2026年8月2日時点の報道(日経POSデータに基づく日本経済新聞の記事など)とカルビーの公式発表に基づいています。数値は報道ベースであり、また「お土産まとめ買い」などの観察は私の店1店舗での実感です。すべての店で同じ買われ方だったとは限らない点は、割り引いてお読みください。
まとめ:バズは風、棚は地面
白黒ポテチの約3か月は、商品力の教科書でした。中東情勢による原材料不安への緊急対応として生まれた白黒パッケージは、話題化した6月第4週に前週比+45%まで跳ね、その後4週連続で減少——でもレジから見えていたその正体は、全種類まとめ買いの「会社へのお土産」=話題そのものの需要でした。話題は史上最強のトライアル装置ですが、リピートは1ミリも作りません。しかも白黒化は「色・ロゴ・シズル」のうち2つを失わせ、日常の棚での検索キー(いつもの赤)を消し、リピート購入をむしろ阻害した——山が高く谷が深かったのは、この2つが同時に起きたからです。店に持ち帰るものは3つ。バズ発注は山の高さでなく「買われ方」で引き際を決める。自店の棚の「味の判別しにくさ」を初見の目で点検する。バズ週の数字は実力と分けて記録する。7月下旬からのカラー復帰で、視認性の答え合わせが店頭で始まっています。バズは風、棚は地面。風には乗っても、家は地面に建てるものです。
この記事の要点
- 白黒化は原材料(インキ)調達不安への緊急対応(5月25日出荷分〜主要14品)=供給優先の判断
- 「うすしお」は6月第4週に前週比+45%→4週連続減・落差は直近1年で2番目(日経POS・報道ベース)
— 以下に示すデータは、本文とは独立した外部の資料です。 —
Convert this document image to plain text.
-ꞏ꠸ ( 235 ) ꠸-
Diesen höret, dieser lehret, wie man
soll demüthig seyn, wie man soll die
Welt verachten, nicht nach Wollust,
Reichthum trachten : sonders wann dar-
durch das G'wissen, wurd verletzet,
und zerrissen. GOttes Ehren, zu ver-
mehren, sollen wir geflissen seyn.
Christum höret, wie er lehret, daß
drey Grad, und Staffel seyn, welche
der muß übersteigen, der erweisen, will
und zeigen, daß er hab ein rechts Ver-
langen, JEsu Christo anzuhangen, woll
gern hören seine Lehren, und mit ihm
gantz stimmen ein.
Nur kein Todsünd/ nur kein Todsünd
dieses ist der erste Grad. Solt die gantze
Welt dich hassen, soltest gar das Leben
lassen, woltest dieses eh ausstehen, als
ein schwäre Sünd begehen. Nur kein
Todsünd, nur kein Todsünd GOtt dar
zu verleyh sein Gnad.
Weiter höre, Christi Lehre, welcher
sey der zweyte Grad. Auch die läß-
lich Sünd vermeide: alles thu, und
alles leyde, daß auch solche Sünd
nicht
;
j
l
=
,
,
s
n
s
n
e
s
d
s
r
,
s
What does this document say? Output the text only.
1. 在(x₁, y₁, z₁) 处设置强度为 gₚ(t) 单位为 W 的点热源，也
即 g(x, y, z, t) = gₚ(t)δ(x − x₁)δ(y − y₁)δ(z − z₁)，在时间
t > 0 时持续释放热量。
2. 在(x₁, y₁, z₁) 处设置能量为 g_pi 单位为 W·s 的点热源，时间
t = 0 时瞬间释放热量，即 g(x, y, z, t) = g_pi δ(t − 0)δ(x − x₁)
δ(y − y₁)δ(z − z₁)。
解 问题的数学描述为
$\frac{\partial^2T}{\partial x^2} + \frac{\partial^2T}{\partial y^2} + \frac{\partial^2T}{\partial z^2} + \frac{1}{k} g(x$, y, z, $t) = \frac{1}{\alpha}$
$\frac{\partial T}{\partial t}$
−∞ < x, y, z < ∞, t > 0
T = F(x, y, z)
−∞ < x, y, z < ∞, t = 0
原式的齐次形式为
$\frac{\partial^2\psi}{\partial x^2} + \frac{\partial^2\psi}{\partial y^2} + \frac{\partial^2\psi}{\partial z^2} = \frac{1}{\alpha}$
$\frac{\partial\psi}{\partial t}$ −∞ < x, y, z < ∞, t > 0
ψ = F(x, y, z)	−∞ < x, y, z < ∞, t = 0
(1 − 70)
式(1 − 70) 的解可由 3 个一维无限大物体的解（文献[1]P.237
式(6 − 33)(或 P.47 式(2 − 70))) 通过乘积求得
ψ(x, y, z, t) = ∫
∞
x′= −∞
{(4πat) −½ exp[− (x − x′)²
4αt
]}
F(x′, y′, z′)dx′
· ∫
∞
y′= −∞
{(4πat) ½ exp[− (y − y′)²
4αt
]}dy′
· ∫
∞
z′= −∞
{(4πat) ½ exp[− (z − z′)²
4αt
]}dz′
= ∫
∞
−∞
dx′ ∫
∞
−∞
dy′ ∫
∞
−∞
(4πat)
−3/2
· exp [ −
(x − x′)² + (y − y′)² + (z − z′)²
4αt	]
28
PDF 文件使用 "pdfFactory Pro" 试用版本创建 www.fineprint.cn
- レジから見えた+45%の正体=全種類まとめ買いの「会社へのお土産」需要
- 売れていたのはポテチではなく「話題」=配り終われば終わる一巡性の需要
- 商品力=トライアル×リピート。話題は最強のトライアル装置だが、リピートは作らない
- 白黒は「色・シズル」を失いリピート購入を阻害=トライアル爆増と同時に起きた稀有なケース
- 日常の買い物は数秒の「色記憶検索」=視認性は商品そのものと同格の商品力
- バズ発注の型=初動確保→買われ方観察(誰が・何個・何のため)→型で引き際
- PB刷新・サイズ変更時は「味の判別しにくさ」を初見の目で点検・POPと並び順で補う
- カラー復帰(7月下旬〜順次)後の戻り方が答え合わせ=定点観測を続ける
次のアクション
- [ ] 次にバズ商品が出たら、1週間「誰が・何個・何のために」をレジで観察する
- [ ] お土産型か自家消費型かを判別してから、2週目以降の発注を決める
- [ ] バズで跳ねた週の数字に印をつけ、実力のベースラインと分けて記録する
- [ ] 自店の棚を「初めて来た人の目」で一周し、味が判別しにくい売場がないか点検する
- [ ] シリーズものの味違いは、フェイスの並び順を固定する
- [ ] 分かりにくい商品にはプライスカード・ミニPOPで「味の名前」を補う
- [ ] 白黒対象商品のカラー復帰後の動きをメモし、視認性の答え合わせをする
このブログ内の関連記事
商品力と話題を読み解く
売場と視認性
発注の判断と数字の中身
参考|公式情報
本記事の販売データは筆者店舗の実売記録と報道に基づく現場分析です。白黒パッケージの正式な発表内容・対象商品・最新の展開は、下記の公式情報でご確認ください。
白黒の袋が棚に並んだ数週間、レジはちょっとした祭りでした。「これこれ、これですよ」と笑いながら、全種類抱えていくお客様。配られた先の職場で、袋を囲んで少し盛り上がる昼休み。あれはあれで、コンビニが「話題の受け渡し場所」になれた、いい数週間だったと思います。
でも、祭りは終わります。そして終わったあとも、お客様は毎日棚の前に立ち、数秒で、いつもの一袋を選んでいく。その数秒に応え続けることが、リピートということの正体です。
バズは風、棚は地面。風には乗っていい。でも、家は地面に建てる。
いつもの赤い袋が、いつもの場所にある——それだけのことが、どれほど強いか。白黒の夏が、教えてくれました。